Feminism is not a religion any more than physics, says a District Court judge in response to a “guys’ rights” lawsuit brought against Columbia University. And… yeah. No shock there.
The contention? That Columbia uses government aid to preach a “religionist belief system called feminism.”
Roy Den Hollander, the man behind the cases, sounds like a real winner:
Mr. Den Hollander devotes much of his private practice to representing men in civil cases — “antifeminist cases or guys’-rights cases,” as he puts it – and said his bitter 2001 divorce from a woman he married in Russia helped tweak his anger toward feminists and laws he sees as favoring women.
In July 2007, Mr. Den Hollander filed a class-action suit against prominent Manhattan nightclubs like Copacabana, China Club, Lotus and Sol, claiming they discriminated against men with their ladies’ nights offering free or reduced admission, which violate the 14th Amendment’s guarantee of equal protection under the law, the suit said.
In February 2008, he filed a suit against the federal government calling parts of the Violence Against Women Act unconstitutional.
Those cases are still pending. Mr. Den Hollander said that today’s lawsuit completes a “trilogy of antifeminist lawsuits.”
At least someone is taking on the great injustices that are Ladies Nite and federal programs to help women escape abusive relationships.
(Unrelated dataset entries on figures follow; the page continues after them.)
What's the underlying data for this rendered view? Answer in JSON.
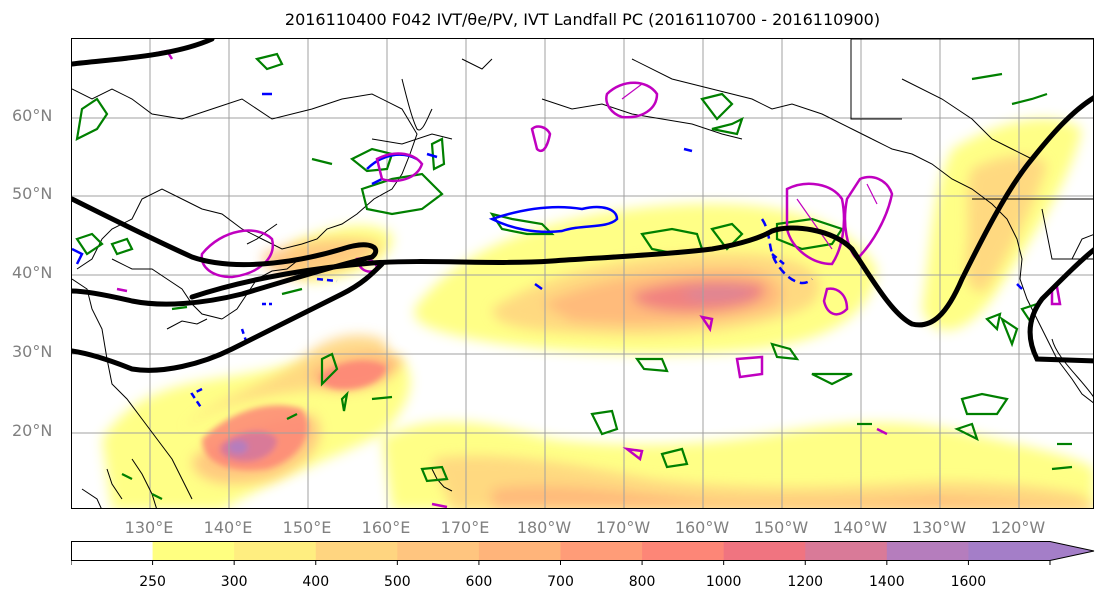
{
  "title": "2016110400 F042 IVT/θe/PV, IVT Landfall PC (2016110700 - 2016110900)",
  "lat_labels": [
    "60°N",
    "50°N",
    "40°N",
    "30°N",
    "20°N"
  ],
  "lon_labels": [
    "130°E",
    "140°E",
    "150°E",
    "160°E",
    "170°E",
    "180°W",
    "170°W",
    "160°W",
    "150°W",
    "140°W",
    "130°W",
    "120°W"
  ],
  "colorbar": {
    "levels": [
      "250",
      "300",
      "400",
      "500",
      "600",
      "700",
      "800",
      "1000",
      "1200",
      "1400",
      "1600"
    ],
    "colors": [
      "#ffffff",
      "#ffff80",
      "#ffee80",
      "#ffd580",
      "#ffc57f",
      "#ffb47a",
      "#ff9c78",
      "#fd8677",
      "#f07480",
      "#d97a98",
      "#b57dbd",
      "#a47ec8"
    ],
    "extend": "max"
  },
  "legend_colors": {
    "jet_streamline": "#000000",
    "theta_e_contour": "#0000ff",
    "pv_contour": "#c000c0",
    "ivt_low_contour": "#008000",
    "coastline": "#000000"
  }
}
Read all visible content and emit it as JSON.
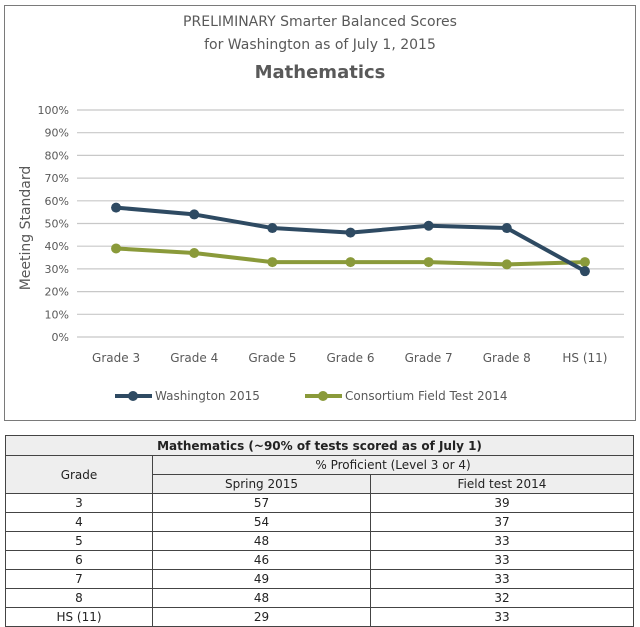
{
  "chart": {
    "title_line1": "PRELIMINARY Smarter Balanced Scores",
    "title_line2": "for Washington as of July 1, 2015",
    "subject": "Mathematics",
    "ylabel": "Meeting Standard",
    "yticks": [
      "100%",
      "90%",
      "80%",
      "70%",
      "60%",
      "50%",
      "40%",
      "30%",
      "20%",
      "10%",
      "0%"
    ],
    "xticks": [
      "Grade 3",
      "Grade 4",
      "Grade 5",
      "Grade 6",
      "Grade 7",
      "Grade 8",
      "HS (11)"
    ],
    "legend": [
      {
        "label": "Washington 2015",
        "color": "#2e4a62"
      },
      {
        "label": "Consortium Field Test 2014",
        "color": "#8a9a3a"
      }
    ]
  },
  "chart_data": {
    "type": "line",
    "title": "PRELIMINARY Smarter Balanced Scores for Washington as of July 1, 2015 — Mathematics",
    "xlabel": "",
    "ylabel": "Meeting Standard",
    "ylim": [
      0,
      100
    ],
    "y_unit": "%",
    "grid": true,
    "legend_position": "bottom",
    "categories": [
      "Grade 3",
      "Grade 4",
      "Grade 5",
      "Grade 6",
      "Grade 7",
      "Grade 8",
      "HS (11)"
    ],
    "series": [
      {
        "name": "Washington 2015",
        "color": "#2e4a62",
        "values": [
          57,
          54,
          48,
          46,
          49,
          48,
          29
        ]
      },
      {
        "name": "Consortium Field Test 2014",
        "color": "#8a9a3a",
        "values": [
          39,
          37,
          33,
          33,
          33,
          32,
          33
        ]
      }
    ]
  },
  "table": {
    "caption": "Mathematics (~90% of tests scored as of July 1)",
    "grade_header": "Grade",
    "group_header": "% Proficient (Level 3 or 4)",
    "col_headers": [
      "Spring 2015",
      "Field test 2014"
    ],
    "rows": [
      {
        "grade": "3",
        "spring_2015": "57",
        "field_2014": "39"
      },
      {
        "grade": "4",
        "spring_2015": "54",
        "field_2014": "37"
      },
      {
        "grade": "5",
        "spring_2015": "48",
        "field_2014": "33"
      },
      {
        "grade": "6",
        "spring_2015": "46",
        "field_2014": "33"
      },
      {
        "grade": "7",
        "spring_2015": "49",
        "field_2014": "33"
      },
      {
        "grade": "8",
        "spring_2015": "48",
        "field_2014": "32"
      },
      {
        "grade": "HS (11)",
        "spring_2015": "29",
        "field_2014": "33"
      }
    ]
  }
}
I actually do think that disparate entry rates at bars are wrong and unfair, and I would be happy to see Ladies Nite disappear. But I suspect it will shock no one when I point out that Mr. Den Hollander’s objections to Ladies Nite aren’t about fundamental fairness, but about his serious issues with “girls”:
The other night—nite?—Den Hollander was maneuvering his way past a maroon rope that marked the entrance to LQ, a dance club in midtown. It was a Salsa Wednesday: five bucks for ladies, ten for gents. Den Hollander shelled out and went inside, where he cruised the pink-lit periphery of a dance floor, sparsely populated with wrinkled couples practicing twirls. “Last time I was here for an after-work, you had younger people,” he said. “Problem is, the music’s so loud. When I hit on a girl, I need to be able to talk to her.” Forgoing a complimentary buffet, he made his way to the bar, where he ordered an Absolut vodka gimlet. “I tend to be attracted to black and Latin chicks, and Asian chicks,” he said, citing the influence of the twelfth-century Provençal troubadour Guiraut de Bornelh. “He said, ‘For a man, attraction goes through the eyes.’ ” Den Hollander was unfazed by the notion that, as a hound dog, his fight to defeminize clubs was perhaps counter to his self-interest.
Den Hollander likes to keep his age a secret. He was wearing a greenish double-breasted suit and, judging from his gray buzz cut, rubbery grin, and Hypnotiq-blue eyes (courtesy of contacts), seemed to be about forty-five. His frequent references to the Vietnam era, however, put him slightly earlier. “I look around,” he said, recalling his college years, “and there are all these girls walking around in see-through skirts and having sex whenever they want to, and there I am, dodging the draft.”
Bitches.
He reached into his pocket and produced a typed forty-one-point list headed “Discrimination against men in America.” (Sample gripes: child-custody laws, circumcision, “5% of females have borderline personality disorder.”) “What I’m trying to do now in my later years is fight everybody who violates my rights,” he continued, bringing to mind a combination of Leon Phelps, Che Guevara, and Travis Bickle.
…
The club was filling up as Den Hollander held forth on Title IX (“Sports isn’t a big thing to girls, but it’s a big thing to guys”), pickup tactics (“You sort of cut the person you’re after from the herd”), his personal finances (“Have you heard of the dot-com bubble?”), and his belief that “the Feminazis have infiltrated institutions, and there’s been a transfer of rights from guys to girls.” Too bad, it was suggested, that his lawsuit is set to be heard by Judge Miriam Goldman Cedarbaum, herself a known female. But Den Hollander was not deterred. “What I think will happen,” he said, “is that clubs will reduce the price for guys and increase it for girls. Every guy will have ten or fifteen more dollars in his pocket, which the girls will then manipulate into getting more drinks out of him. If they drink more, they’ll have more fun, and so will us guys. And then when she wakes up in the morning she’ll be able to do what she always does: blame the man.”
Maybe he can file a lawsuit about that, too.